God speed everybody!
Drop a comment if you think these reports help.
Disclaimer: This report is for educational purposes only, for you to get a sense of how traders in QuantZombie think. Before investing any monies, please do you own due diligence and consult your professional financial advisor. This report is not an encouragement to buy or to sell.
PS: My Secret Ingredient
In times like this, I always fall back on my Christian faith. Just like in the GFC, I find the wisdom and precision God gives very necessary to combat the fear and information thrown at us from all sides in the financial markets.

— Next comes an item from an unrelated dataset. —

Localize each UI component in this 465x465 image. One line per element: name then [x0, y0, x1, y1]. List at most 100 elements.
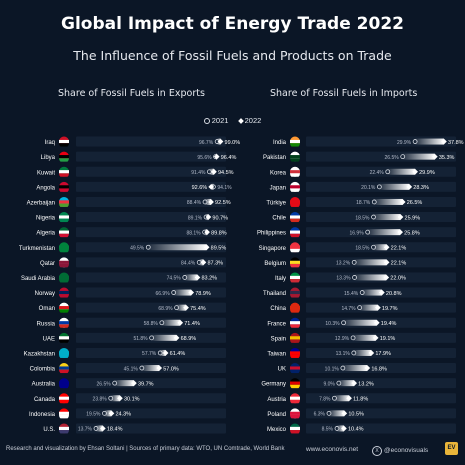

The ability to be brave when everyone is fearful, and clear thinking in the midst of chaos does not come naturally. If so, everyone would be millionaires. Instead people are fearful, selfish, love their status so much that they do selfish and impulsive things in the midst of chaos. In the supermarkets, we see it when people fight over toilet paper. In the financial markets, we buy at stock at 10 year lows, but sell it quickly when it drops another 15%, only to see it spike 40% 1 week later.
If you are Christian, remember what you have in Jesus, and ask Him for a double portion of it.
For the Spirit God gave us does not make us timid, but gives us power, love and self-discipline. (2 Tim 1:7)
If any of you lacks wisdom, you should ask God, who gives generously to all without finding fault, and it will be given to you. (James 1:5)
And this is the confidence that we have toward him, that if we ask anything according to his will he hears us. And if we know that he hears us in whatever we ask, we know that we have the requests that we have asked of him. (1 Cor 5:14-15)
During these times of great shaking, you might feel regret, sorrow, frustration. You might feel you've lost too much money and feel condemned.
I've been there.
Let this be the time you realign your life and ask God what He is doing.
1) Align yourself with God's will and not yours. Apologize for living a selfish life, ask God what He is trying to accomplish and actively help that cause.
2) Understand the promises given to all those who are in-Christ.
3) Ask Him for a heart of real courage, to keep fighting, and making right decisions from now on.
4) Ask God for supernatural wisdom that cuts deeper than the hysteria of the masses.